I'll have to try one of the tools to understand what we're working with. Do
these tools scan a URL, and return an evaluation of contrast, in a way that
communicates what needs to be addressed?

> That's a good point. We were more going from the concept of the
> impossibility of checking all color settings and the undue burden
> associated with that, but it is reasonable to provide a specific
> accessibility-focused color scheme as an option.

> I would be happy with stating that the review would encompass the
> default theme settings or a clearly-labeled accessible color scheme.
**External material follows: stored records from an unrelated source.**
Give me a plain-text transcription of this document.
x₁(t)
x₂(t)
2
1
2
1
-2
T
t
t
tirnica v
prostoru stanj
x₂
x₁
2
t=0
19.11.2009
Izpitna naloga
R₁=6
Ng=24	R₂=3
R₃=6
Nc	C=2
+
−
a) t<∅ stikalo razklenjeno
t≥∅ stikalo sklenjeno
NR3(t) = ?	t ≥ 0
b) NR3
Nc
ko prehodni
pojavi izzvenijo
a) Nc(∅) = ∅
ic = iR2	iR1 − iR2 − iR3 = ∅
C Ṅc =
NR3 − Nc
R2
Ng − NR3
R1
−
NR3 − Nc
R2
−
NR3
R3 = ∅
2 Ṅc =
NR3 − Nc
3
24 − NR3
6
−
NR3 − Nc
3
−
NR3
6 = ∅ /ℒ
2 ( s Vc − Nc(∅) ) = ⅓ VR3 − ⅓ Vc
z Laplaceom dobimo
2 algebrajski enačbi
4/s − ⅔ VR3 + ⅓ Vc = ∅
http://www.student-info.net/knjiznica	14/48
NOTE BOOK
Sounds good. I assume that the idea is to encourage/facilitate adoption by
both new and existing Themes, but I don't see a lot of Themes making major
changes to the default color scheme.

> 7. Skip Links
> I assume you mean that we should detail what a conforming skiplink set
> up would be? I can do that.


> 8. Forms
> >
> > Since forms are core-defined content, what specific
> > wp_list_comments()/comment_form() parameters and filters are required to
> > conform to this guideline?
> Like the wp nav menus, this mostly has to do with what people choose
> to do *outside* the default -- styling and behavior. If they choose to
> implement an AJAX driven comment form, then they need to make sure
> that the response from that form is announced to screen readers. If
> they use the defaults, they're fine.

That gets more difficult, then. How do we define the changes from default
core output that would fail the guidelines?